My naive intention may, however, explain why I found this thought provoking:
Philosophy is a battle against the bewitchment of our intelligence by means of language.
—Ludwig Wittgenstein

Juxtapose Wittgenstein’s thought with the currently popular attacks on freedom of speech. Subversion and suppression of speech are WMDs used to confound debate: The evolutionary foundation of intelligent thought.

Debate on meaning is subverted by redefinition of common terms. Discussion of context is verboten. Ad hominemism becomes the handmaid of “cancel culture.”

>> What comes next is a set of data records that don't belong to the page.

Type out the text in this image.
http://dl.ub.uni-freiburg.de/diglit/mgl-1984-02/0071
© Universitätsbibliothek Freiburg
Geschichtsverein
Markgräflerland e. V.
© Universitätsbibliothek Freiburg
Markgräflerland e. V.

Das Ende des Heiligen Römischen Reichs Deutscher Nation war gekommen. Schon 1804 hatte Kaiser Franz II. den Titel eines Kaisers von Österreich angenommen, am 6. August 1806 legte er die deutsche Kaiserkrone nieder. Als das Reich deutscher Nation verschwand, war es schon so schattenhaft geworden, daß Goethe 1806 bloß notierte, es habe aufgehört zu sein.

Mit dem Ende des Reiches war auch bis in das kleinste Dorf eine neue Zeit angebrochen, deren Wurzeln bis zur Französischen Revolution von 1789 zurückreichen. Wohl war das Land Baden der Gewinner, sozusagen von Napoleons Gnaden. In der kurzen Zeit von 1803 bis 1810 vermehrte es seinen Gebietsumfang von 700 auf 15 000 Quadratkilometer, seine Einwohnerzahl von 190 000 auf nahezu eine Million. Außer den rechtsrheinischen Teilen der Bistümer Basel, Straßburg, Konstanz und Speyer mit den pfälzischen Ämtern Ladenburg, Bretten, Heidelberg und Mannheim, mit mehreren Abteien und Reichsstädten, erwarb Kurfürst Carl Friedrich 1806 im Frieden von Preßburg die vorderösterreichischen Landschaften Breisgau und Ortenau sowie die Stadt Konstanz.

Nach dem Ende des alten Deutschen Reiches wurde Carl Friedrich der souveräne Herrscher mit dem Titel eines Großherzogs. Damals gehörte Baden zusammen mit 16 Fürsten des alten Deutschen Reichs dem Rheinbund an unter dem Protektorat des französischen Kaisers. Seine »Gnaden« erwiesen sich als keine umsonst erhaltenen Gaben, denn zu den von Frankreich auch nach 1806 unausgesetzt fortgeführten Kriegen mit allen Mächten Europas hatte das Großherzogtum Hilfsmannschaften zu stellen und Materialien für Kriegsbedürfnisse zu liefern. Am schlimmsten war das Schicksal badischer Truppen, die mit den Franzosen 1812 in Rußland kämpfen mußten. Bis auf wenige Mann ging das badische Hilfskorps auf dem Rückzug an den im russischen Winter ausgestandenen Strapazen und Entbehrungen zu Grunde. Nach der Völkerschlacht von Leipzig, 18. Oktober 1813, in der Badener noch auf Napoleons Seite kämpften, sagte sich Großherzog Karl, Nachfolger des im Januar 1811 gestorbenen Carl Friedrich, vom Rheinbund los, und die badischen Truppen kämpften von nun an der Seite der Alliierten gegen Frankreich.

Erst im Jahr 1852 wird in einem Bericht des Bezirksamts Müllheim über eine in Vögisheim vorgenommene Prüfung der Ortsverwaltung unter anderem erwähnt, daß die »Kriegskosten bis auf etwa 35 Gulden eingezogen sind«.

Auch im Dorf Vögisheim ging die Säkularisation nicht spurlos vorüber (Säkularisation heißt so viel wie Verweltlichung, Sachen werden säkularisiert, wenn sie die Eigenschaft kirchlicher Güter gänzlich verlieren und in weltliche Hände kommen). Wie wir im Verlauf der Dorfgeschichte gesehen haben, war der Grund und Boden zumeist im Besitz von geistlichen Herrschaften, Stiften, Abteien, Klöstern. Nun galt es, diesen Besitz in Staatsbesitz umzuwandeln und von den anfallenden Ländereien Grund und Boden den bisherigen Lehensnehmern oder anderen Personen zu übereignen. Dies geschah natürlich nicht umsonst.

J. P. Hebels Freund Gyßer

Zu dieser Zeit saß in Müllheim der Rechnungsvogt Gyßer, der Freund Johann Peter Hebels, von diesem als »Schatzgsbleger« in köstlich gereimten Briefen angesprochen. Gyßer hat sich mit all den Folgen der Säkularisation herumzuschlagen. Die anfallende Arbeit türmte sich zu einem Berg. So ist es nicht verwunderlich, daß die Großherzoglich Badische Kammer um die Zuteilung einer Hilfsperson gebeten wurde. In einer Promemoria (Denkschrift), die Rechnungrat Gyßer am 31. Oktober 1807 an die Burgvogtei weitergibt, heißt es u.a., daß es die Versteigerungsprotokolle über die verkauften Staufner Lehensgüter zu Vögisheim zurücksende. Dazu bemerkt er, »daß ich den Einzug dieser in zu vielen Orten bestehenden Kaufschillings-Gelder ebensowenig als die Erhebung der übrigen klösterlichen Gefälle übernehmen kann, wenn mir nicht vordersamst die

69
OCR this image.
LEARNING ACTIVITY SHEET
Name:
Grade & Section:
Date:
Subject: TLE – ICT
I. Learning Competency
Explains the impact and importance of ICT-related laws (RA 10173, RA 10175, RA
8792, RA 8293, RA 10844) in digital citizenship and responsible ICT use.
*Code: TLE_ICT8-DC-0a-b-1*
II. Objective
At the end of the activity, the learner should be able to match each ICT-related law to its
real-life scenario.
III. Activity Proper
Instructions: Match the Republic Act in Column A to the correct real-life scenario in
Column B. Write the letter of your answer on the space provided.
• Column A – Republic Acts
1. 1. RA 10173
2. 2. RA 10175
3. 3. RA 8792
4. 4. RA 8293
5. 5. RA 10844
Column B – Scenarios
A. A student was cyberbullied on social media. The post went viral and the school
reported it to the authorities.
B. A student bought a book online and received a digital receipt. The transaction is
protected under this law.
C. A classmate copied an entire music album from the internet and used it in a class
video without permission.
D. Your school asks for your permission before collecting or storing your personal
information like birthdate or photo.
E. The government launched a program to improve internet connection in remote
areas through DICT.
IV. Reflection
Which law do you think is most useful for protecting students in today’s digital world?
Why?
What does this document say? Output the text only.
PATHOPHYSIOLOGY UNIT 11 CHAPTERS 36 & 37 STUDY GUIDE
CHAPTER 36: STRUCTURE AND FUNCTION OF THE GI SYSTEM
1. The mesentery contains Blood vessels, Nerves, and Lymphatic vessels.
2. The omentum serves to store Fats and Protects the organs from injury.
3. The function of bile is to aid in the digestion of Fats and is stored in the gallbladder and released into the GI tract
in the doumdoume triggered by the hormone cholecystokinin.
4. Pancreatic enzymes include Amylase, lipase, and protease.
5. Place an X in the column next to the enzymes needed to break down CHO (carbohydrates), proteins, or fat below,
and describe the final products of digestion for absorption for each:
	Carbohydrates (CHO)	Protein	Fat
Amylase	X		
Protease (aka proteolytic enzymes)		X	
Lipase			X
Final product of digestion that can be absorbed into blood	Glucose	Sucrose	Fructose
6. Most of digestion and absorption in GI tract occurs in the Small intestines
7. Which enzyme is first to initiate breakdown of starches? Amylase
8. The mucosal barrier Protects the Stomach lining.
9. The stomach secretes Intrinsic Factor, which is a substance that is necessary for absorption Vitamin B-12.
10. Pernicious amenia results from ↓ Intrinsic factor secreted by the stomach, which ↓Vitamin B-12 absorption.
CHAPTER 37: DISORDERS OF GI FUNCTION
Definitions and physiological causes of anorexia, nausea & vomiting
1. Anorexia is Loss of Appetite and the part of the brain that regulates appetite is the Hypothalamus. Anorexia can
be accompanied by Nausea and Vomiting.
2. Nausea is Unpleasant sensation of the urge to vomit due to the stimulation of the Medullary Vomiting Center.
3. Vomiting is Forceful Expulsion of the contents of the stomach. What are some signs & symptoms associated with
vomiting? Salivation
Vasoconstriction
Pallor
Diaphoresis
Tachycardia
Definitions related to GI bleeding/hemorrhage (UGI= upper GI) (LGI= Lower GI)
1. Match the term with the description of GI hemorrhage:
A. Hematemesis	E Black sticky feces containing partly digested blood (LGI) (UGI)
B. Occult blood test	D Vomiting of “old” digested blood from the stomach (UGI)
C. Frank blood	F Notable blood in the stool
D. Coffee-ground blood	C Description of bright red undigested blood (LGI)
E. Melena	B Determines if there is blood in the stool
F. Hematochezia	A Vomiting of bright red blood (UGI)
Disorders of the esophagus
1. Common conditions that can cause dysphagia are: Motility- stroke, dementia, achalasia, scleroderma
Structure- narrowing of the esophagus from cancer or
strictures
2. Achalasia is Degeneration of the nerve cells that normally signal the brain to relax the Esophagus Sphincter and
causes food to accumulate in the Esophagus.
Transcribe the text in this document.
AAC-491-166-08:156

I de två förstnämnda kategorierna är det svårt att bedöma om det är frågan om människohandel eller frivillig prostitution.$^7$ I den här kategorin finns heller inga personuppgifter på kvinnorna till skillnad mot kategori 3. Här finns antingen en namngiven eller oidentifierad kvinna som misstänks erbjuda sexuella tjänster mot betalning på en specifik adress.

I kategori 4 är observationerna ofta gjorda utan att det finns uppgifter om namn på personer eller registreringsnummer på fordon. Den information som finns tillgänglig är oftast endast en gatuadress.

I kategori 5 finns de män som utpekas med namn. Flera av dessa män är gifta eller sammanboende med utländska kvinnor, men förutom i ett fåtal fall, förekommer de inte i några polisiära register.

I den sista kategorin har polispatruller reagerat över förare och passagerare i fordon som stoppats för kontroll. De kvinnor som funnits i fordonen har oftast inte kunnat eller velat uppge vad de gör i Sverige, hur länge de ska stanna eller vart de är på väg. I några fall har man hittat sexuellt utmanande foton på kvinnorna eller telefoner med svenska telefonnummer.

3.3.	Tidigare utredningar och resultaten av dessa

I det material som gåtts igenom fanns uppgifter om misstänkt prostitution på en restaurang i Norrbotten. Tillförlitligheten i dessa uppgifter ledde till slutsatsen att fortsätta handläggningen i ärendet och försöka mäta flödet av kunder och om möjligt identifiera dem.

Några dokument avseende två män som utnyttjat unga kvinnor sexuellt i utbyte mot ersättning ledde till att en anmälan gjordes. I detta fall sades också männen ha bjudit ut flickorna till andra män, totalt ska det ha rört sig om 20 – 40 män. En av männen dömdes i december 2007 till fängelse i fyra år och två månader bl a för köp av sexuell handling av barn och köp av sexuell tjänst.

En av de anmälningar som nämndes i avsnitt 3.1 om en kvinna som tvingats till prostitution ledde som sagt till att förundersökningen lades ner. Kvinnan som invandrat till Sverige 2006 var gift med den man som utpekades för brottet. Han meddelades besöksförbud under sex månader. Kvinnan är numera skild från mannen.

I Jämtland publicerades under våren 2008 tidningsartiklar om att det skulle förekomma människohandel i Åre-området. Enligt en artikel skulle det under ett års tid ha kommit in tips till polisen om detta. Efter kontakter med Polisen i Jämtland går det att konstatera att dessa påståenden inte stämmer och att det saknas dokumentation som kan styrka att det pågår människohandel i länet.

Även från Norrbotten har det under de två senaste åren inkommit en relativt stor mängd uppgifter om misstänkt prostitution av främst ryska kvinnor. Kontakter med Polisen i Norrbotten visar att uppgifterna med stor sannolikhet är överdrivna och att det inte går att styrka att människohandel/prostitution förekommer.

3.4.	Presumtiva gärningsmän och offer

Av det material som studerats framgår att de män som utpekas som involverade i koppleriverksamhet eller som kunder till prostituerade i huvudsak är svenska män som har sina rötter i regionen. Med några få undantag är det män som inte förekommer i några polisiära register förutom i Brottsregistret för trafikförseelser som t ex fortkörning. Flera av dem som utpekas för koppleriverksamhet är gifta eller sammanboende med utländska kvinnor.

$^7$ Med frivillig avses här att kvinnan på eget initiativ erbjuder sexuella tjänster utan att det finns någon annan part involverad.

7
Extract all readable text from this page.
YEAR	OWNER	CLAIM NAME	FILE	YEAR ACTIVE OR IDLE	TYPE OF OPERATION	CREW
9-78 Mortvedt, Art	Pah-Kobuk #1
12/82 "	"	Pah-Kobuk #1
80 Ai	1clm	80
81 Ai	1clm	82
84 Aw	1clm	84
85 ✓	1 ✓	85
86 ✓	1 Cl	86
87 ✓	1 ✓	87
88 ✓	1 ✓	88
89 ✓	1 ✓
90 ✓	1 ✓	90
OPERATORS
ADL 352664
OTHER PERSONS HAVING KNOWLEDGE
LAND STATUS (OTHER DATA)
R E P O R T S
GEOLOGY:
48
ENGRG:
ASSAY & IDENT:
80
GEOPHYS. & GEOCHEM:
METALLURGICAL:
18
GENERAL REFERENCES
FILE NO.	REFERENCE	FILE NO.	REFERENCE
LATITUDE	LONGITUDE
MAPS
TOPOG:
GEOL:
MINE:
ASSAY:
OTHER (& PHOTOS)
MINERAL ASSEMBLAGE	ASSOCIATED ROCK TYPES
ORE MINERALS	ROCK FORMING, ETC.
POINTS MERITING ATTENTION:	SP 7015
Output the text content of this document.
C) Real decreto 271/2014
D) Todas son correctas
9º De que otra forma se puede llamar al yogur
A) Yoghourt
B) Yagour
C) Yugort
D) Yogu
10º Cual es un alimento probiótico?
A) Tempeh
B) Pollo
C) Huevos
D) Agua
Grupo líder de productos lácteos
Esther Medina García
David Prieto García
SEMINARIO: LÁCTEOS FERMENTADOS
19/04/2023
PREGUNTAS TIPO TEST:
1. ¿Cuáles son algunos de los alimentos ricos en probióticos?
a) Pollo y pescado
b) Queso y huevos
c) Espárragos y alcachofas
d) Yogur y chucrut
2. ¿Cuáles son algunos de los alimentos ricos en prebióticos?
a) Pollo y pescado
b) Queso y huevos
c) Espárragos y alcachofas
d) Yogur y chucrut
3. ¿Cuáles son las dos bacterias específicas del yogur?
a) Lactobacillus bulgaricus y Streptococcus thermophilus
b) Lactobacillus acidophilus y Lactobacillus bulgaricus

It’s why the Left is so full of clever people inventing euphemisms. Like “Gender Affirming Care” for mutilating surgery and castrating drugs as a human right for 12 year olds. Like “Cisgender” as a dismissal of someone who identifies as their biological sex. Like “undocumented immigrant” for illegal alien. Like “Our Democracy,” for single party authoritarianism.

@hershblogger

When The Other Club lived at Google, I had for a time, a Twitter account to which each new post would automatically Tweet.

Twitter worked hard to convince me that I wanted nothing to do with it, so I deleted the account. A long ago time now, and I don’t even remember my old handle.

Yesterday I rejoined Twitter as my small note of encouragement to @elonmusk. The entertainment value of the sink is alone worth the price of admission.

This is the first post which (should) automatically appear as a Tweet from the WordPress version of TOC.